What will become interesting is (a) whether Juncker will propose him as a candidate after the interview on Monday, and (b) whether the European Parliament will actually endorse him as Commissioner and (c) whether, in case the EP refuses him, the Council and the Commission President would dare to go against the will of the parliament.
The press release specifies these procedural aspects:
"the appointment of a new Commissioner of UK nationality requires common accord between the President of the Commission and the Council after the consultation of the European Parliament … . In addition, the Interinstitutional Framework Agreement on relations between the European Parliament and the European Commission requires the President of the Commission to “seriously consider” the results of the consultation of the European Parliament – which will audition the candidate – before giving his accord to the decision of the Council to appoint the new Commissioner"King's CV shows that he had not only experience as representative of his government at the EU Council of Ministers (1998-2003, 2004-08), including as representative to the EU Council Security Committee during the time of the UK's last presidency of the EU Council (as proven by this document). Afterwards (2008-09), he was also in the cabinet of former UK EU Commissioner Catherine Ashton while she was still responsible for trade, not foreign affairs.

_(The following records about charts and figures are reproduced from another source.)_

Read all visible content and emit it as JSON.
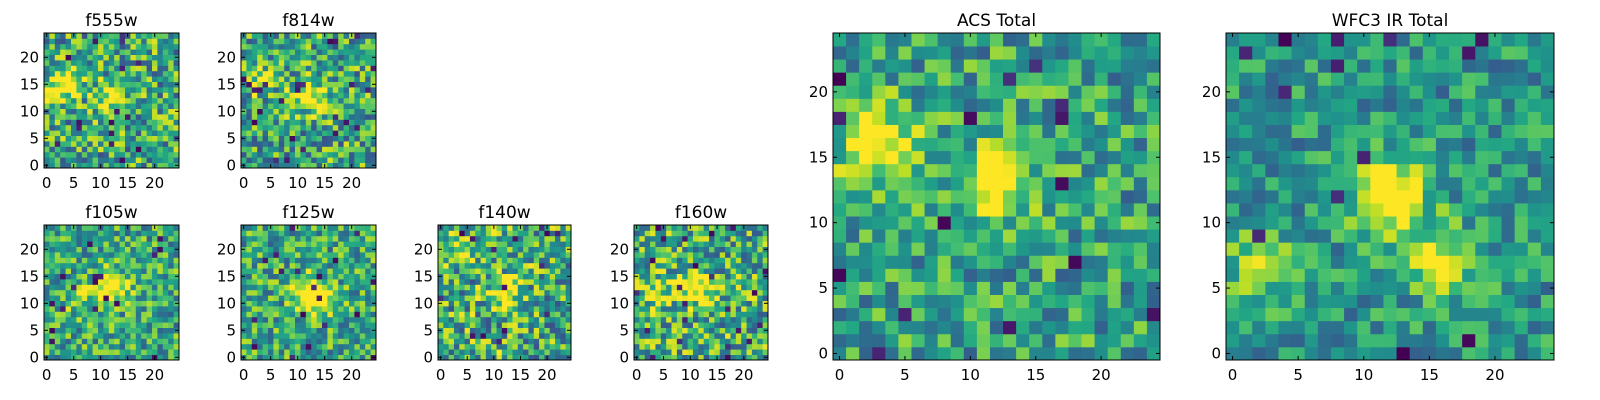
{
  "chart_data": [
    {
      "type": "heatmap",
      "title": "f555w",
      "colormap": "viridis",
      "grid_size": 25,
      "value_range": [
        0,
        1
      ],
      "xticks": [
        0,
        5,
        10,
        15,
        20
      ],
      "yticks": [
        0,
        5,
        10,
        15,
        20
      ],
      "bright_centers": [
        [
          3,
          15,
          0.55
        ],
        [
          12,
          13,
          0.35
        ]
      ],
      "noise_seed": 11,
      "noise_amp": 0.7,
      "base": 0.25
    },
    {
      "type": "heatmap",
      "title": "f814w",
      "colormap": "viridis",
      "grid_size": 25,
      "value_range": [
        0,
        1
      ],
      "xticks": [
        0,
        5,
        10,
        15,
        20
      ],
      "yticks": [
        0,
        5,
        10,
        15,
        20
      ],
      "bright_centers": [
        [
          12,
          13,
          0.55
        ],
        [
          3,
          16,
          0.3
        ]
      ],
      "noise_seed": 23,
      "noise_amp": 0.7,
      "base": 0.25
    },
    {
      "type": "heatmap",
      "title": "f105w",
      "colormap": "viridis",
      "grid_size": 25,
      "value_range": [
        0,
        1
      ],
      "xticks": [
        0,
        5,
        10,
        15,
        20
      ],
      "yticks": [
        0,
        5,
        10,
        15,
        20
      ],
      "bright_centers": [
        [
          12,
          13,
          0.6
        ],
        [
          6,
          11,
          0.25
        ]
      ],
      "noise_seed": 37,
      "noise_amp": 0.6,
      "base": 0.3
    },
    {
      "type": "heatmap",
      "title": "f125w",
      "colormap": "viridis",
      "grid_size": 25,
      "value_range": [
        0,
        1
      ],
      "xticks": [
        0,
        5,
        10,
        15,
        20
      ],
      "yticks": [
        0,
        5,
        10,
        15,
        20
      ],
      "bright_centers": [
        [
          12,
          12,
          0.6
        ],
        [
          15,
          10,
          0.3
        ]
      ],
      "noise_seed": 41,
      "noise_amp": 0.6,
      "base": 0.3
    },
    {
      "type": "heatmap",
      "title": "f140w",
      "colormap": "viridis",
      "grid_size": 25,
      "value_range": [
        0,
        1
      ],
      "xticks": [
        0,
        5,
        10,
        15,
        20
      ],
      "yticks": [
        0,
        5,
        10,
        15,
        20
      ],
      "bright_centers": [
        [
          12,
          12,
          0.45
        ],
        [
          4,
          20,
          0.3
        ]
      ],
      "noise_seed": 53,
      "noise_amp": 0.75,
      "base": 0.25
    },
    {
      "type": "heatmap",
      "title": "f160w",
      "colormap": "viridis",
      "grid_size": 25,
      "value_range": [
        0,
        1
      ],
      "xticks": [
        0,
        5,
        10,
        15,
        20
      ],
      "yticks": [
        0,
        5,
        10,
        15,
        20
      ],
      "bright_centers": [
        [
          11,
          13,
          0.55
        ],
        [
          4,
          12,
          0.3
        ]
      ],
      "noise_seed": 67,
      "noise_amp": 0.7,
      "base": 0.28
    },
    {
      "type": "heatmap",
      "title": "ACS Total",
      "colormap": "viridis",
      "grid_size": 25,
      "value_range": [
        0,
        1
      ],
      "xticks": [
        0,
        5,
        10,
        15,
        20
      ],
      "yticks": [
        0,
        5,
        10,
        15,
        20
      ],
      "bright_centers": [
        [
          3,
          16,
          0.6
        ],
        [
          12,
          13,
          0.55
        ]
      ],
      "noise_seed": 79,
      "noise_amp": 0.55,
      "base": 0.3
    },
    {
      "type": "heatmap",
      "title": "WFC3 IR Total",
      "colormap": "viridis",
      "grid_size": 25,
      "value_range": [
        0,
        1
      ],
      "xticks": [
        0,
        5,
        10,
        15,
        20
      ],
      "yticks": [
        0,
        5,
        10,
        15,
        20
      ],
      "bright_centers": [
        [
          12,
          12,
          0.65
        ],
        [
          16,
          7,
          0.35
        ],
        [
          2,
          7,
          0.3
        ]
      ],
      "noise_seed": 97,
      "noise_amp": 0.45,
      "base": 0.3
    }
  ]
}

Thus, he knows his way around the Council, including at the level of the Council Presidency, and he has served at cabinet-level inside the Commission in a not-so-distant past, which will have given him quite some insights into Commission business.
In other words, the UK sends a person who looks very much qualified for the job, probably better qualified in EU terms than any of his recent predecessors. Don't know anything about him personally, but, short of Jonathan Faull, this sounds like a good choice and I don't see why the EP should not approve him except for broader political considerations.